La settimana in cui la città si è trasformata in una sauna gigante, quando la temperatura ha raggiunto i 106 gradi Fahrenheit.
La settimana in cui ho litigato su un autobus con un gruppo di parigini che non capivano che i finestrini dovevano essere chiusi affinché l’aria condizionata funzionasse. (Ho perso).
La settimana in cui sono andato al cinema – uno dei pochi posti che offriva un vero sollievo – solo per sentirmi dire che l’aria condizionata era rotta perché “non poteva sopportare temperature così senza precedenti”.

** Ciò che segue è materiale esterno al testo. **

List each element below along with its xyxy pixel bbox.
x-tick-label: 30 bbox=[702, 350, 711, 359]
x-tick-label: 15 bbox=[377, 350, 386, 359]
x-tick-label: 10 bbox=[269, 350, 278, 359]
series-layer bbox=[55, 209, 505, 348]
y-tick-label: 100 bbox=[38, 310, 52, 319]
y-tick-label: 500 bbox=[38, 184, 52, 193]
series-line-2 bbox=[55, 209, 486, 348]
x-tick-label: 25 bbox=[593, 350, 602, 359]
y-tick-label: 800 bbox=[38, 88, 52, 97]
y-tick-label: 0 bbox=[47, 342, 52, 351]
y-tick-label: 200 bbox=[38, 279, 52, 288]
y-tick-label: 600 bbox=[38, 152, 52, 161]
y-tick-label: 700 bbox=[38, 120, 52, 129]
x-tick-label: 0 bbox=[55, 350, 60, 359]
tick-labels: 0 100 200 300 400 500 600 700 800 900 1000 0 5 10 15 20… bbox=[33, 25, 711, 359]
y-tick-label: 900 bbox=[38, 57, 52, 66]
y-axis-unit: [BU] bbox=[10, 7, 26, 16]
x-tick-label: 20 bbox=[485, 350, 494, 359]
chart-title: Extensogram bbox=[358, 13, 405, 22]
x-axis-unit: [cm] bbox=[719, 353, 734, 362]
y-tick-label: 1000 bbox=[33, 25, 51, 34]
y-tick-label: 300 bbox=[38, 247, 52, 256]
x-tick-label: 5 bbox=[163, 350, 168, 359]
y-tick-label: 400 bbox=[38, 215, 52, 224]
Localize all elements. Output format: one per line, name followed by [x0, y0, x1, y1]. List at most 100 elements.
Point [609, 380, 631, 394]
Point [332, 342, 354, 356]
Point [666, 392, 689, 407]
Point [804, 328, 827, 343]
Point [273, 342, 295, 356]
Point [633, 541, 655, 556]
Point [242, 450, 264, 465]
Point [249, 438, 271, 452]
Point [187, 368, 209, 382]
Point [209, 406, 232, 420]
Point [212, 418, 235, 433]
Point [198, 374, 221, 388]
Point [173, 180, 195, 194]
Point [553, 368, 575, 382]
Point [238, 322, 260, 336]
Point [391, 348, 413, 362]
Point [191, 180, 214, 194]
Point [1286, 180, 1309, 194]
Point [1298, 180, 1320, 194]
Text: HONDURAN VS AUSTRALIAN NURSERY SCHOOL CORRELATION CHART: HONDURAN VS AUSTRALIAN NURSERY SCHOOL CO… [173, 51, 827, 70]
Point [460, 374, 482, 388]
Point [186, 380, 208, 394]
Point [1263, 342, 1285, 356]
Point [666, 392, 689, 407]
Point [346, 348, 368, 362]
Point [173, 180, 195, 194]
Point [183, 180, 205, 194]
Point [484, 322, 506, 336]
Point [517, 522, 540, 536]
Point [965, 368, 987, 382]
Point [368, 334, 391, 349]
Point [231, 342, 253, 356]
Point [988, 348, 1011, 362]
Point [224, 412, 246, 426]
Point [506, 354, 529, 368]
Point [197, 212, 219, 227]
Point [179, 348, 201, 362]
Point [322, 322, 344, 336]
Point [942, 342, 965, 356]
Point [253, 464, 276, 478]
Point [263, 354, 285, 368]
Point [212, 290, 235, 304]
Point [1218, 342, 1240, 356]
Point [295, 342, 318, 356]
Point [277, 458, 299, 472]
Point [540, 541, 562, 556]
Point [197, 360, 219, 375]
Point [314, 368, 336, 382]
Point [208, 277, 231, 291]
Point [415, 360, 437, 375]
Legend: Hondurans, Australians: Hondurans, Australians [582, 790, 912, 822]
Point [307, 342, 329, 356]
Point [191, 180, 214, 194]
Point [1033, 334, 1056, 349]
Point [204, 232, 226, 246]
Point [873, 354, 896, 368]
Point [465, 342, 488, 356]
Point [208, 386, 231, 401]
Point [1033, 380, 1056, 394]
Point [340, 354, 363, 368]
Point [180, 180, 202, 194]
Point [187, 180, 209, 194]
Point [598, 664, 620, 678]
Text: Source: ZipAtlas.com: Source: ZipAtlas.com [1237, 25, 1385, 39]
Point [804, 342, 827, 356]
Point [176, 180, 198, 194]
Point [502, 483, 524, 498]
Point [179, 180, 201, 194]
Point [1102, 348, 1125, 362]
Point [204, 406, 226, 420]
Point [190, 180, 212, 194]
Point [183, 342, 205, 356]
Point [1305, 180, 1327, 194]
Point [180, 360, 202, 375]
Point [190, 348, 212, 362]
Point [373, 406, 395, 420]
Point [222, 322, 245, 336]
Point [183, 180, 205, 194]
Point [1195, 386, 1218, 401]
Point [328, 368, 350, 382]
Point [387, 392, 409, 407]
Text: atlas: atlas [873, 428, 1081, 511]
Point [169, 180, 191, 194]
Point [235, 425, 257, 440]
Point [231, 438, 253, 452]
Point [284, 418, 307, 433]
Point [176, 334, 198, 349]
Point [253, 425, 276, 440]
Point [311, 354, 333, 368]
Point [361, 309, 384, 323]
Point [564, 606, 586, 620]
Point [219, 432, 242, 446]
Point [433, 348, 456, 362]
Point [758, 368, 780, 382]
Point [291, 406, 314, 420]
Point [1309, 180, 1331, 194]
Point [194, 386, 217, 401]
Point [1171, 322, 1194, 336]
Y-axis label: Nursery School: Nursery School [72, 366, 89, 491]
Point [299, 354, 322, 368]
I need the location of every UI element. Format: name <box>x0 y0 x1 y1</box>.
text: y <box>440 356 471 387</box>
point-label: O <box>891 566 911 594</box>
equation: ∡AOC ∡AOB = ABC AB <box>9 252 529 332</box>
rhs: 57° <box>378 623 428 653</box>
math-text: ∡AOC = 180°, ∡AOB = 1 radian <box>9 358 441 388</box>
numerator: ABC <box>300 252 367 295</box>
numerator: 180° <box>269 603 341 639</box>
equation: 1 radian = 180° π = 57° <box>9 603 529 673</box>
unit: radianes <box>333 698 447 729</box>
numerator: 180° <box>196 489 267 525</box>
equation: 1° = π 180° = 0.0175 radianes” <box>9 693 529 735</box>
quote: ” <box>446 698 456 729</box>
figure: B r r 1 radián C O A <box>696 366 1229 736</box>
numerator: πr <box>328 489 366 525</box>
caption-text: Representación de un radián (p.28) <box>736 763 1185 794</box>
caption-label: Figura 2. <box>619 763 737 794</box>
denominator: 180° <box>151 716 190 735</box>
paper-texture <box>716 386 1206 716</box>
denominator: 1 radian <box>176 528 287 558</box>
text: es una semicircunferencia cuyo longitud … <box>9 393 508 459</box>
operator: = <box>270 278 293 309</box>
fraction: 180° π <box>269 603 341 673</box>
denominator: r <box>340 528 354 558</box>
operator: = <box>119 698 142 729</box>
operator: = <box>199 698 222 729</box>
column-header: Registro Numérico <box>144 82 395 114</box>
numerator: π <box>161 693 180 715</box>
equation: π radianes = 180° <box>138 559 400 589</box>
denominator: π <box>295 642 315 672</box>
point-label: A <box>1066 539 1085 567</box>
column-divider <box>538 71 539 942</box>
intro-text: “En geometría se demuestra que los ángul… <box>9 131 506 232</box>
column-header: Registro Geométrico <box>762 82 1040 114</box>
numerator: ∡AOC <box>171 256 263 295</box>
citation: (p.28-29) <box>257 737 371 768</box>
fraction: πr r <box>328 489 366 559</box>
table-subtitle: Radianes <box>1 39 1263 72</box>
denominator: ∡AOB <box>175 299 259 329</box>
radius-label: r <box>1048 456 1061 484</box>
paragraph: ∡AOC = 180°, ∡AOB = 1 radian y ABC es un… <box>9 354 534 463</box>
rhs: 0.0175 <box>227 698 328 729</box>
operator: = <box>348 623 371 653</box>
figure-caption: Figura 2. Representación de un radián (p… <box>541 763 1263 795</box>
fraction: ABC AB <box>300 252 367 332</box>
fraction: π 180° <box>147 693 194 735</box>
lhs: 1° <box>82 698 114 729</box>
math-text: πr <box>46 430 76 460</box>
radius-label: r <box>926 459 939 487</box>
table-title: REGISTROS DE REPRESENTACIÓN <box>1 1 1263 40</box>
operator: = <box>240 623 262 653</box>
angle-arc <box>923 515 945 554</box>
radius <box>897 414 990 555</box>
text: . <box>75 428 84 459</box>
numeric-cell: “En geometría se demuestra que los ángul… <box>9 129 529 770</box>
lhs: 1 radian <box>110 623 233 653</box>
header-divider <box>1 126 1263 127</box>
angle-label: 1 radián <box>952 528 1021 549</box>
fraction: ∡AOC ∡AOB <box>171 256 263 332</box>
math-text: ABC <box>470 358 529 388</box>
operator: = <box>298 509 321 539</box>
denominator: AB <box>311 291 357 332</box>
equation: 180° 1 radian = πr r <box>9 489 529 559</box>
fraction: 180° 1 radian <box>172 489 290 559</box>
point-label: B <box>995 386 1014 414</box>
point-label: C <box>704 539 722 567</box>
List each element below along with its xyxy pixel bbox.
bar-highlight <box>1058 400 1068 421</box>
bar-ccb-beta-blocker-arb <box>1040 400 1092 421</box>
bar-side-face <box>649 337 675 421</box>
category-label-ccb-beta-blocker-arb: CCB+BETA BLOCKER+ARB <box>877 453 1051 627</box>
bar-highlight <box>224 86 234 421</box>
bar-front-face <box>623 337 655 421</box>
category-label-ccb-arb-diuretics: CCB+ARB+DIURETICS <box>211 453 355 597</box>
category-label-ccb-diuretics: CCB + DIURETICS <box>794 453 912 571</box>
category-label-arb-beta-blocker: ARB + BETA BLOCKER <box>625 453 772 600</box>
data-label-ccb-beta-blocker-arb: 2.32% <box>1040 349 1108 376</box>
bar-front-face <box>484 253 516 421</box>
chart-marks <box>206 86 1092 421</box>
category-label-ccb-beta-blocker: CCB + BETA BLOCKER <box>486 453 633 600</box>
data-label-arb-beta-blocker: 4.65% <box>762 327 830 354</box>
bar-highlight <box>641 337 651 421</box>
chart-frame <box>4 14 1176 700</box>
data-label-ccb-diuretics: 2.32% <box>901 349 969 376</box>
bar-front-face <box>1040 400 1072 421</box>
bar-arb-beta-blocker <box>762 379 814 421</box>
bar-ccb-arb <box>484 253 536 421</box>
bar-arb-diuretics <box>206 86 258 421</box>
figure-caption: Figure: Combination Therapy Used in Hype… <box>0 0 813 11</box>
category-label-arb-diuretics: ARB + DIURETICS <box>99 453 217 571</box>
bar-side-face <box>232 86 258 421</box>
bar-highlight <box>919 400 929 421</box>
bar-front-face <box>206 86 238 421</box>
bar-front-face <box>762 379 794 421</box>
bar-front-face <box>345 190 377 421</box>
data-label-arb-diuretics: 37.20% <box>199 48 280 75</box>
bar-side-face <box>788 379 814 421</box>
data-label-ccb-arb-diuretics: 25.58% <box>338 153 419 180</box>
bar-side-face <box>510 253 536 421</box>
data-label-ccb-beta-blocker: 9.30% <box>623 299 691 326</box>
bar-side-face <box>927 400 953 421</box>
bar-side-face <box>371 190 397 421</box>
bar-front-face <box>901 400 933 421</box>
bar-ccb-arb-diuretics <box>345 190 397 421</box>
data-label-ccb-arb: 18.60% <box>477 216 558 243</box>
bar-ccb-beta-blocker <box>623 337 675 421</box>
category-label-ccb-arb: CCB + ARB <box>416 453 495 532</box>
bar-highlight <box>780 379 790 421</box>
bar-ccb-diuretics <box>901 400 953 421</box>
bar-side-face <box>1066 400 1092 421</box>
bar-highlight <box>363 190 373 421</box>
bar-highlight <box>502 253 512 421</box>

Poi, camminando in giro in uno stato di torpore indotto dal calore, l’ho visto. O era una specie di magia?
Pont Neuf, uno dei ponti più eleganti della città, arroccato sopra la Senna, è stato trasformato in una gigantesca grotta di montagna. Sul ponte sono stati issati strati di tessuto raffiguranti il paesaggio roccioso.
Le persone sono state invitate a camminare come parte di un’installazione immaginata dall’artista francese J.R. È tempo di cui non sapevo di aver bisogno?
Purtroppo nemmeno una grotta è riuscita a salvarmi da questo caldo. I ventilatori rettangolari fanno circolare l’aria calda attraverso le sue pareti interne scure, evocando la sensazione di un bagno turco hammam.
Ma è mistica: la grotta di Parigi. Per un momento ho dimenticato tutto il sudore che mi colava sul viso.